Fui gostando deste porco, mesmo quando minhas plantações foram atacadas por ele. E não adiantou meus cães, nem o som de guizos nas plantações, nem o fedor da blusa suada depois de dias de trabalho duro...
Lá vinha o porco, vinha e ia embora, sem que ninguém conseguisse matá-lo.
Achei que o porco era um herói. Homens armados, tocaiados e acostumados á caça, sendo enganados por um porco.
Nestes anos de roça, o porco povoou meu imaginário, como um animal saído dos contos do Mestre Tolkien.

E voces não sabem a dor que deu quando me falaram que andaram matando um porco selvagem, no bairro vizinho.
Não se sabe se era o meu "porco", mas o fato é que minha plantação de mandioca tá lá, linda, crescendo todos os dias um pouquito mais. E ninguém mais reclamou de ter sua plantação destruída por ele.

Ainda hoje pergunto da plantação, se foi mexida durante a noite. Não falo pra ninguém que é do porco que quero ouvir notícias.

Que doido, né??? Sinto falta deste porco.

O "Corpo Seco"

Quando eu cheguei aqui, fui numa reunião dos vizinhos. Nada demais. Boas vindas.
Casa caipira, vinho Natal, um queijo feito em casa, café saído de um fogão a lenha, numa cafeteira azul, tudo em cima de mesa simples de madeira, com toalha branca. Gente simpática. Foram logo falando das "coisas da roça".

Primeiro, cuidar bem ao andar de noite pelas estradas na roça, por causa do "CORPO SECO".
Corpo seco?, perguntei. Nunca ouvira falar.
Juraram que "fulano" era corpo seco. Filho de "siclana". Matou a mãe, e o pior aconteceu.
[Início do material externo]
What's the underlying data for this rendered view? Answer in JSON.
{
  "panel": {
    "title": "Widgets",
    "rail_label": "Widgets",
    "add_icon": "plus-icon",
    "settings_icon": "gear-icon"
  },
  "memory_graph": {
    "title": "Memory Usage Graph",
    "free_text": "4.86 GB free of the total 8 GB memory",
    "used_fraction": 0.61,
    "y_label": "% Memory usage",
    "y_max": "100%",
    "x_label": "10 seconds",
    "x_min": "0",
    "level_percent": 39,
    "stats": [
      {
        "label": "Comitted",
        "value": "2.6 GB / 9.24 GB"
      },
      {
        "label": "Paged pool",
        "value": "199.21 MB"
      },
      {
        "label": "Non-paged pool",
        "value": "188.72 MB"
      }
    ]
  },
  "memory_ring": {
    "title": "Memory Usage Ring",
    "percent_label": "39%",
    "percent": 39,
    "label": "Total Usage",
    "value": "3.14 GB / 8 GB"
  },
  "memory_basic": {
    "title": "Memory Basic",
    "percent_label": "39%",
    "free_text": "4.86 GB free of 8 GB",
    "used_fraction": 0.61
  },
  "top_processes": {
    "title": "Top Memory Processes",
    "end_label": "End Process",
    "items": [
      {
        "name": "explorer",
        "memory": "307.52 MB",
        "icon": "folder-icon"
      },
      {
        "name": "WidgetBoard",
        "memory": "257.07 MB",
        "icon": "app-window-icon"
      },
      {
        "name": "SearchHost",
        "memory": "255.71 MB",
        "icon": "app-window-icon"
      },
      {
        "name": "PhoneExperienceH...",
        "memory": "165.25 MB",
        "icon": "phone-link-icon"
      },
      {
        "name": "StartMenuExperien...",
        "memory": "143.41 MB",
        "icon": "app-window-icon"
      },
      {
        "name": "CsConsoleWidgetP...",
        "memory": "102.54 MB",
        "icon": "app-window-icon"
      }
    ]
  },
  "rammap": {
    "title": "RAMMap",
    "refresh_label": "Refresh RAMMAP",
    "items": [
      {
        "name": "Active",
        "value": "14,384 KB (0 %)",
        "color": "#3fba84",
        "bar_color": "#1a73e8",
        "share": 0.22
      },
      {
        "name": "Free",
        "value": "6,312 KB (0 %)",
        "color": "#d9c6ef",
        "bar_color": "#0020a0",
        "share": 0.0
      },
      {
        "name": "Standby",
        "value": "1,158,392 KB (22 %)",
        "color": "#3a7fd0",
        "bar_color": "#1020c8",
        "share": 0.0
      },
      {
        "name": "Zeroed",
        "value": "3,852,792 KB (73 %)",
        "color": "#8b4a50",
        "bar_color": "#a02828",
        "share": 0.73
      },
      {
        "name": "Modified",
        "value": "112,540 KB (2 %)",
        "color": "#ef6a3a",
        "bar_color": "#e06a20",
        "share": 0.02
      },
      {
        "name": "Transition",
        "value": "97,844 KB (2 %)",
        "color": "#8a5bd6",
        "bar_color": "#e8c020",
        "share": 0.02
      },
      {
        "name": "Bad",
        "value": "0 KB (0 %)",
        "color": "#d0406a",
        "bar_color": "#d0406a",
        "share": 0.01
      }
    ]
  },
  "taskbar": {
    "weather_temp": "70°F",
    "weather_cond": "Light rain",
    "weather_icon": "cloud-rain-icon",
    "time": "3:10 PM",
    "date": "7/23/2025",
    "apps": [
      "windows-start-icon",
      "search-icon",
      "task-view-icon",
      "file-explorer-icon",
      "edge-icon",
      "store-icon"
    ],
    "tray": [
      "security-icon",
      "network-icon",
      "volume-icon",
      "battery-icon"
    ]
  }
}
Como castigo divino, o corpo do moço secou quase até o esqueleto, mas ficou pesado, tão pesado com o peso da culpa que ele não pode mais andar sozinho. Fica escondido num canto escuro da estrada, esqueletoso e pesado, com fome eterna.

Se ele pedir ajuda a algum transeunte, este deve parar e carregar o corpo seco nas costas ate onde ele quer ir. Senão ajudar, fica doente.
E não adianta dar comida. Corpo seco esta sempre com fome.Fome que não se mata nunca.

Mas fico pensando. Me lembrei do Góllum.

Achei alguma semelhança na alteração que o odio faz no ser e como isso é "sentido" pelo imaginário popular.
Tolkien e os "antigos" da roça foram buscar no mesmo "inconsciente coletivo" a figura do atormentado.

Eu ando de noite por ai, de lanterna, com meus cães fiéis... Olho firme, se algum barulho me chama a atenção. Sei lá... e se for o Corpo Seco???